不遇のリアルを切々と淡々と演じる姿に、台本には書いていない心情描写を自然と体現できる女優なのだと感心したのだ。

ドラマでは、気持ちを言語化することに戸惑う繊細な女子を好演。「ひきこもり先生」「おかえりモネ」(2021・NHK)で演じた女子は、どちらも大人が見落としがちなSOSを発している役だ。強者の理論にドブ漬けされて、配慮や想像力に欠けた大人を、ハッとさせる難役だったと思う。

5位にした最大の理由は「どうする家康」第14話の阿月役だ。合わせても2~3話分の出演だが、いじらしさと清々しさに心奪われた。泣いた。

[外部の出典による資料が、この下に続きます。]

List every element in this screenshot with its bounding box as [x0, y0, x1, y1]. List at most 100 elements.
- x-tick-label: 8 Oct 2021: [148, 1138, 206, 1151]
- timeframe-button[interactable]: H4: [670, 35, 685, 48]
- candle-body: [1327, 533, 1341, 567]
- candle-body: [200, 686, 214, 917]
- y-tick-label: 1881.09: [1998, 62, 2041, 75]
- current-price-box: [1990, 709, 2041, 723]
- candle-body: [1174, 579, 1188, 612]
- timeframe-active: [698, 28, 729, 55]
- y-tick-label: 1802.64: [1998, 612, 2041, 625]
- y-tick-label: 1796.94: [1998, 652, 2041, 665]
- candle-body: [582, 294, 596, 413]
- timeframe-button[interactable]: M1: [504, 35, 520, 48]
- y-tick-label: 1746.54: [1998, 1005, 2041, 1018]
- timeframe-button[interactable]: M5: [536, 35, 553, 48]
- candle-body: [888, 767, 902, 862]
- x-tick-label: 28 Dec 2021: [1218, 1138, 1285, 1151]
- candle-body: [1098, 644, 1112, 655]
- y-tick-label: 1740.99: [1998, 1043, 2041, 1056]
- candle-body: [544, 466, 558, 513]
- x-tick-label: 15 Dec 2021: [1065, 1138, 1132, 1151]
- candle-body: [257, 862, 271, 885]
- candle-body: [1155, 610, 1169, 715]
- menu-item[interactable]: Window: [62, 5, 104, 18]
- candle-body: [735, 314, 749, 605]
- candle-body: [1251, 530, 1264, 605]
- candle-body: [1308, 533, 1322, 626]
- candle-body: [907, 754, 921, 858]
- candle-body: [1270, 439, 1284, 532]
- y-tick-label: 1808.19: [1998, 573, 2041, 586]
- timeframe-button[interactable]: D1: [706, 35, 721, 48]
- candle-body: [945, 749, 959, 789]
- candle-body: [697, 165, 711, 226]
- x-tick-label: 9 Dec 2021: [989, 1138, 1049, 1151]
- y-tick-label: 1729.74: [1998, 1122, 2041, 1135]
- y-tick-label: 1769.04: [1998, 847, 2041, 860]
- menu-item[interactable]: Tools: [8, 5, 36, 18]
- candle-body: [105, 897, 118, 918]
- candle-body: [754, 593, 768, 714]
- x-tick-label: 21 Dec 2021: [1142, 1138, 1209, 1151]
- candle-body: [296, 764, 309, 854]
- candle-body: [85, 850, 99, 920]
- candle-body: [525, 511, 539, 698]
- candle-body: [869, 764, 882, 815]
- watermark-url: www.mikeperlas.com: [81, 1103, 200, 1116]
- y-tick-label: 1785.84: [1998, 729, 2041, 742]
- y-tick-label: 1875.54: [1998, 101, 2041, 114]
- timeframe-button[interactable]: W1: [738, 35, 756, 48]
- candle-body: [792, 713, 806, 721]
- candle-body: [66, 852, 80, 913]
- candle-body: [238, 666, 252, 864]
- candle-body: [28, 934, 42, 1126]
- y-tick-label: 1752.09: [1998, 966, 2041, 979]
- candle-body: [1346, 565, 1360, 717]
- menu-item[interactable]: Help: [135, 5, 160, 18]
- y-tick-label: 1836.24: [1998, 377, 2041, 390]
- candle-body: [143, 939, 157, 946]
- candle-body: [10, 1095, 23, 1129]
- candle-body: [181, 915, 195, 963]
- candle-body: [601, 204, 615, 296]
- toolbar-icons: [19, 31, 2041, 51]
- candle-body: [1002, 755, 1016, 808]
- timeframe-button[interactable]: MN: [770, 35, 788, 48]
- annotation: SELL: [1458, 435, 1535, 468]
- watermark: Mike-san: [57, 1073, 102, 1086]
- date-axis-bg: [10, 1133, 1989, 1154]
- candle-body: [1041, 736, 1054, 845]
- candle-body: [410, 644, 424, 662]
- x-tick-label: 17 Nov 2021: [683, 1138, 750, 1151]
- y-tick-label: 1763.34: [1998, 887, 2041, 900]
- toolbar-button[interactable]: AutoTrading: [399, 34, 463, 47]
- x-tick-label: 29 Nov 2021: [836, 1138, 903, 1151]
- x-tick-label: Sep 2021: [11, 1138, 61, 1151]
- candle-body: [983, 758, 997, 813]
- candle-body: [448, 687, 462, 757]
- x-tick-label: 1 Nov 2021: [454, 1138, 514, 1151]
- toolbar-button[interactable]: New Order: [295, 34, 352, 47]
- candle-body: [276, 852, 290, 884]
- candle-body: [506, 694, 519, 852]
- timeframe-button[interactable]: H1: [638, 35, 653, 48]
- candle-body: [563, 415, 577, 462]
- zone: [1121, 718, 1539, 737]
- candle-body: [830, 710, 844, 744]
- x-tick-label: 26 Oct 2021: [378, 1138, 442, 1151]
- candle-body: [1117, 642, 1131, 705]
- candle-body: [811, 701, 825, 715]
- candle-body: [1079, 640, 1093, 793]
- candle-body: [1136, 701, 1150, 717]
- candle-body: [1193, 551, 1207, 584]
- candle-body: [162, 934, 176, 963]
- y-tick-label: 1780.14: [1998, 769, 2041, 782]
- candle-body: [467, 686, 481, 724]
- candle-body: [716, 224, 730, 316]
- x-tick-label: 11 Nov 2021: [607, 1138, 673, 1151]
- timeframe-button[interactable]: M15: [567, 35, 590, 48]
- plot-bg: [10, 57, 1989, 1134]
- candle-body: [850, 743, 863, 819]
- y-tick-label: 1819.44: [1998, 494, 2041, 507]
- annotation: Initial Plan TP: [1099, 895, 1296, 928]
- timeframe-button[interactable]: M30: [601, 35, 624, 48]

下級武士の娘・阿月は、口減らしで父親に売り飛ばされたが、織田信長の妹・お市(北川景子)に救われて浅井家の侍女となる。浅井長政の謀反を家康に知らせるべく、一晩中山道を走り続けた後で息絶えるという強烈なエピソード。武家で女に生まれた不遇を味わったが、お市に拾われて幸せだった阿月の短い生涯。この役、伊東蒼以外に誰が演じられただろうか。

6月スタートの「やさしい猫」(NHK)も楽しみにしている。